Re: Storm Netty Performance

Posted by Bobby Evans <ev...@yahoo-inc.com>.
You are correct that we do not send a new batch of messages until the
current batch has been acked.  It should not be too difficult to switch to
pipelining the messages so more then one batch is in flight at any point
in time, but we wanted to get accuracy before digging more deeply into
performance.

As for the fixed batch size that is a latency vs throughput question, and
is likely to vary depending on the use case you have.

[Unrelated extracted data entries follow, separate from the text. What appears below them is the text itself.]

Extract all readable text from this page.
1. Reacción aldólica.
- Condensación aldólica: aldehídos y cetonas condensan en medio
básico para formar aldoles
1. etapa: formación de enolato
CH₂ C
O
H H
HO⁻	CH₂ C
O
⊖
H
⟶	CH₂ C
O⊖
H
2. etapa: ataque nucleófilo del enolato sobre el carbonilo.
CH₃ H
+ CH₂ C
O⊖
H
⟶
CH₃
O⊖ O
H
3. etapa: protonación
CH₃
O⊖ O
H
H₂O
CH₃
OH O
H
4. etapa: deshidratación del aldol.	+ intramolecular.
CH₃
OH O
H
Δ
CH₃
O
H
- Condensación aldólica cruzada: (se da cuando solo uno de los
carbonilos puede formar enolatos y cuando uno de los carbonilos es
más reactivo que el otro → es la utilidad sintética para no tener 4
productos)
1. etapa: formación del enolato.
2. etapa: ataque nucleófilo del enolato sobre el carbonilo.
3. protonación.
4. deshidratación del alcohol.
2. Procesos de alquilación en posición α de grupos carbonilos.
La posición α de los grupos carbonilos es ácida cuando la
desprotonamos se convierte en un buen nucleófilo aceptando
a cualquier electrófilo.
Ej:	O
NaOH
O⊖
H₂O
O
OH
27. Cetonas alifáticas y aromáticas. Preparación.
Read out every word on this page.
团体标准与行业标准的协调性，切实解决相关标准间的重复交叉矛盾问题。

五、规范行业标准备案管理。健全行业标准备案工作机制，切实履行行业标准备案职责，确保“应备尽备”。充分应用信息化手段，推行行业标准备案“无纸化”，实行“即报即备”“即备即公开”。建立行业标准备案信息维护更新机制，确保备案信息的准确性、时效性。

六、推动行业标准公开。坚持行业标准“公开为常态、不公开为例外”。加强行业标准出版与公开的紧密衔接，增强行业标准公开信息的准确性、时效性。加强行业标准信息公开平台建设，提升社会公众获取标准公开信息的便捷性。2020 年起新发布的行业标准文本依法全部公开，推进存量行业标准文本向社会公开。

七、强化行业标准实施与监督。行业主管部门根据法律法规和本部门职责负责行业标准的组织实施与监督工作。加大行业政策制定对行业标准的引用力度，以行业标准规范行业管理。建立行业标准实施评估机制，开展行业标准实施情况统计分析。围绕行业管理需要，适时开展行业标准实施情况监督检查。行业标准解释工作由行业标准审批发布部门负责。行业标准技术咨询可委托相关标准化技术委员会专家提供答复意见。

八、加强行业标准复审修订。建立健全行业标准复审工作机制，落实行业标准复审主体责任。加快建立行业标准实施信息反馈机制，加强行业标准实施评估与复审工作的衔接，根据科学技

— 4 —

The bigger problem that I have seen is with the number of threads that
Netty is using for larger topologies.  I think we have a fix for that, but
Andy and I have not had the time to put together a patch for the community
yet.  I will try to get to it this week.

‹Bobby

On 3/26/14, 6:27 AM, "Sean Zhong" <cl...@gmail.com> wrote:

>When running benchmark developed by Bobby(
>http://yahooeng.tumblr.com/post/64758709722/making-storm-fly-with-netty),
>I found neither the CPU, memory, network can be satured when the message
>size is small(10bytes - 100 bytes).
>
>
>message sizespout throughput (MB/s) 103207 4016.25 8032.88100
>43.1320080.13
>400138 800186.381000 196.3810000234.75
>
>I have 4 nodes, each node have very powerful CPU, E5-2680(32 cores). The
>throughput reachs peak when only 30% CPU of each machine is used, and only
>1/6 of network bandwidth is used.
>
>So I guess this may relate to netty performance.
>
>My questions:
>1. Seems we are using synchronized way to transfer message in netty client
>worker, We are sending message only after we receive response of last
>message request from the netty server, can this hurt performance?
>2. Although we have batched the message when sending it through netty
>channel.send, but the batch size varies. In my test, I found the batch
>size
>varies from tens of bytes to a few KB. Will a bigger and constant batch
>size help here?
>
>
>The following part are the steps I tried to trouble shooting the problem.
>----------------------------------------------------------------
>1. Considering the CPU is not fully usd, I tried to scale out by adding
>more workers or increasing the parallelism, but the throughput doesn't
>improve.
>
>2. By checking profiling tool like visualvm, I found the spout/bolt only
>have 60% - 70% time waiting, blocked on disruptor queue, spout spends 70%
>sleeping, acker spends 40% time waiting, while Netty boss and worker, and
>zookeeper threads threads are busy.
>
>3. I have tried to tune all possible enumations of spout.max.pending,
>transfer.size, receiver.size, executor.input.size, executor.output.size,
> but it doesn't works out.
>
>
>Sean